Irgendwelche Hilfe im Alltag oder auch nur gesundheitlichen Bereich hat der Kläger, der nach seinen glaubhaften Angaben ohne jegliche nahe Verwandtschaft in Kamerun ist, nach seiner Rückkehr nicht zu erwarten. Er wäre vollständig auf sich allein gestellt, so dass - selbst wenn irgendeine Medikation für ihn verfügbar wäre - er diese Hilfe mangels irgendwelcher Betreuung nicht erreichen könnte. Abgesehen davon erscheint es für das Gericht ausgeschlossen, dass der Kläger auch nur ansatzweise die Kosten aufbringen könnte, um die zwangsläufig eintretenden sog. opportunistischen Infektionen behandeln zu lassen. Nach der Anfragebeantwortung von ACCORD vom 30. Januar 2008 zu den Behandlungsmöglichkeiten für HIV/Aids und Hepatitis B/C bezüglich Kamerun (www.ecoi.net) ergibt sich aufgrund der darin genannten, ausgewerteten Quellen, dass die Behandlung der opportunistischen Infektionen teuer sei und manche Patienten nicht behandelt würden, wenn sie sich das nicht leisten könnten. Zwar gebe es Behandlungszentren, eine Analyse der Viruslast sei jedoch nur in Yaounde und Douala möglich. Diese Analyse kostet jedoch 68 Dollar. Auch die Bestimmung der Zahl der Helferzellen kostet 42 Dollar. Es erscheint deshalb ausgeschlossen, dass ohne regelmäßige Bestimmung dieser Basiswerte auch nur eine ansatzweise angemessene antiretrovirale Behandlung der Aids-Erkrankung des Klägers erfolgen kann, selbst wenn sie tatsächlich für ihn kostenlos wäre. Nach den Informationen in der genannten ACCORD-Anfragebeantwortung erhielten im Juni 2007 überdies nur rund 37.000 Personen eine Behandlung, bereits im Dezember 2006 jedoch hat die Weltgesundheitsorganisation die Zahl der Erwachsenen, die eine solche Behandlung benötigten, für das Jahr 2005 auf 75.000 bis 100.000 geschätzt.
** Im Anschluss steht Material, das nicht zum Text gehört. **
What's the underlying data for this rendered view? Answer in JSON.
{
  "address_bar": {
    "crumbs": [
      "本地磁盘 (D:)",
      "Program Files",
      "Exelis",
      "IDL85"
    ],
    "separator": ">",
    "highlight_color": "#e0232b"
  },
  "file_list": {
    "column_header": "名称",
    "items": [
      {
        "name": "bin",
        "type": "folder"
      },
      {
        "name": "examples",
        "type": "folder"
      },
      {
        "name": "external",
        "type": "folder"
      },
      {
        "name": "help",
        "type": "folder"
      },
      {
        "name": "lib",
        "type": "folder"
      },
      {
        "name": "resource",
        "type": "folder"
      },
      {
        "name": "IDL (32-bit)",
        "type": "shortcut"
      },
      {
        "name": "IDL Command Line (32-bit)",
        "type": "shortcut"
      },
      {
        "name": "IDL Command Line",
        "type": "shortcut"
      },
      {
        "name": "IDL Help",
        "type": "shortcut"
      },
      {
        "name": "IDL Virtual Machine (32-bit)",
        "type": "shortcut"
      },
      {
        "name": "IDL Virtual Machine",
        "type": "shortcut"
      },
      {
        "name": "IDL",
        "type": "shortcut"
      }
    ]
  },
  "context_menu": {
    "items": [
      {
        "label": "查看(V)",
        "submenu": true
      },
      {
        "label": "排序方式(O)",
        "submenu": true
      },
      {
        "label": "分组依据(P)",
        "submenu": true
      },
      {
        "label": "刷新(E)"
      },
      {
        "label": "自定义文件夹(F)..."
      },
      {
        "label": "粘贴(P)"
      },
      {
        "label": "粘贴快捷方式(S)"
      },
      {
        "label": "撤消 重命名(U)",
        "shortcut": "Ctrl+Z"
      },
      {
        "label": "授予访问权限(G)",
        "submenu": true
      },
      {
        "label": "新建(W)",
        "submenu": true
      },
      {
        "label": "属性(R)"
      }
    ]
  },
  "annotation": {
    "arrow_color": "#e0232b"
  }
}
Hinzu kommt vorliegend, dass mit einer bloßen antiretroviralen Behandlung dem Kläger nicht adäquat geholfen wäre, denn er befindet sich und benötigt nach fachärztlicher Stellungnahme eine sog. hochaktive antiretrovirale Therapie (HAART), die strikt an die individuellen aktuellen Gesundheitszustände des Patienten anzupassen ist (vgl www.wikipedia.de zu hochaktive antiretrovirale Therapie).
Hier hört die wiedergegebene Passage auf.